This reflects my own experience both as a parent and in my role as an executive coach. Encouraging our children to think independently, with an open and curious mind, in my experience, helps them to make decisions and increasingly solve their own problems. Similarly, in our role as leaders and as coaches, we are there to encourage, support and challenge our team members and coachees to see and think for themselves so they can accomplish their goals and move forward in their business. In both situations, it is the capacity to ask questions, rather than tell them what to do, that seems to ignite the mind and illuminate their potential.

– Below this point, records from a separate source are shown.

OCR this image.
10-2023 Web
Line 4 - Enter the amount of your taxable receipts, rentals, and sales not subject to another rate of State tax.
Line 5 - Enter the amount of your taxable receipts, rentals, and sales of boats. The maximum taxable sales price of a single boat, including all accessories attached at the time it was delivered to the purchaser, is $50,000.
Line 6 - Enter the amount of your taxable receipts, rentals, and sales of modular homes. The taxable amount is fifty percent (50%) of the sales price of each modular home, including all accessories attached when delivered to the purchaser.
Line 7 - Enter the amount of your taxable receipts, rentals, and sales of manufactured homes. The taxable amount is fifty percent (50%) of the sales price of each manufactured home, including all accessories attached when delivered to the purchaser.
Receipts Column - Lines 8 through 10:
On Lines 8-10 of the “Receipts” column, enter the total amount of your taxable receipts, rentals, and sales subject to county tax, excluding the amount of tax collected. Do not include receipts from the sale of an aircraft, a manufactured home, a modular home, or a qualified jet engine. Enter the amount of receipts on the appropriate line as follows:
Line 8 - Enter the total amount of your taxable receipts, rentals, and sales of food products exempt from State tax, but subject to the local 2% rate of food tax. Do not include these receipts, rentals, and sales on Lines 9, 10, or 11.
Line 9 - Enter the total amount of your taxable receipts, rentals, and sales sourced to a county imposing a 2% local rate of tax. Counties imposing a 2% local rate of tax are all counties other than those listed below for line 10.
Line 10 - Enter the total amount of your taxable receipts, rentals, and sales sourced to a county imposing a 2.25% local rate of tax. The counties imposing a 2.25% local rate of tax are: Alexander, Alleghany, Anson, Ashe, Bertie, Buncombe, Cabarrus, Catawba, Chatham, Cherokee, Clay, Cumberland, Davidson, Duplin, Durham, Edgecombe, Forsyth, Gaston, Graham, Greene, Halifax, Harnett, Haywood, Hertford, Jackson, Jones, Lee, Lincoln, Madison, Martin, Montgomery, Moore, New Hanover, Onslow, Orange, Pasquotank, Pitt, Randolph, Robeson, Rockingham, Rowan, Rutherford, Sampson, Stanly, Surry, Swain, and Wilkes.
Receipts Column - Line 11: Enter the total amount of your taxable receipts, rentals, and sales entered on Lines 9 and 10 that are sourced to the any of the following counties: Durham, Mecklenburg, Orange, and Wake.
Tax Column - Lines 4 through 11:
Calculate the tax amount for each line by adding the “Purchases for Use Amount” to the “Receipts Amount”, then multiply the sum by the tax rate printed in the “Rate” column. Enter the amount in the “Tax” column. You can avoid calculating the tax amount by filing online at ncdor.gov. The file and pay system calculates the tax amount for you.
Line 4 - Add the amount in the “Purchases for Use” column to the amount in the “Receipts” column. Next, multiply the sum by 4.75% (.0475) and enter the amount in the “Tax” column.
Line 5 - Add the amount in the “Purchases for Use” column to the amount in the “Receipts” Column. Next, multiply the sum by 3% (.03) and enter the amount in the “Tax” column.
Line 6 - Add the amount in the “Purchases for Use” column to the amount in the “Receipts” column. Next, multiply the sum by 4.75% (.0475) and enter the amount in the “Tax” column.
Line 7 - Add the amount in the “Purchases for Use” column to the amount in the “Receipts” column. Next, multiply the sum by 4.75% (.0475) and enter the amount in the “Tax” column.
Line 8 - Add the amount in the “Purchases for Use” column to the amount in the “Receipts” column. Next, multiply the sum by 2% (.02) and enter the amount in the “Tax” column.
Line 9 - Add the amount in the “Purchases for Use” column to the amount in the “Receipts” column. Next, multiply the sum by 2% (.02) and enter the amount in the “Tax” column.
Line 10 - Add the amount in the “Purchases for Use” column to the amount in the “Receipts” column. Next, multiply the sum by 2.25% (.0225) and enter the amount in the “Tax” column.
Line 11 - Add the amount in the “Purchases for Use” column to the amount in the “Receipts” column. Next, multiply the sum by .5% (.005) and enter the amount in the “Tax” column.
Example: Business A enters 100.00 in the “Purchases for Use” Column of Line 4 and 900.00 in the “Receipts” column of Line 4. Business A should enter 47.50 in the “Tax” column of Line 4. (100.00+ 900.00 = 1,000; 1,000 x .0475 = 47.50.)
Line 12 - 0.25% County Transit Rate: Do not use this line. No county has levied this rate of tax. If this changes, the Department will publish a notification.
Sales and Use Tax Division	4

Some might say there’s no such thing as the right question. It is, in fact, a matter of timing and relevance. However, with thoughtful preparation, in terms of our mindset, enquiry and situation, asking questions that best serve the thinking in another and taking the interaction forward will generate deep quality relationships.
Developing your Mindset
As you consider the impact of asking questions, I encourage you to be open-minded and get comfortable with not knowing. A famous Japanese Zen master Shunryu Suzuki, in his book ‘Zen Mind, Beginner’s Mind’, he writes, “the mind of the beginner is empty, free of the habits of the expert. Such a mind is open to all possibilities and can see things as they are.”
In my experience working in organisations, a challenge I see for some senior directors is to encourage the diversity of thoughts and ideas from their less experienced colleagues. They seem to overlook the fact that in the beginner’s mind there are many possibilities yet in the expert’s, there are few.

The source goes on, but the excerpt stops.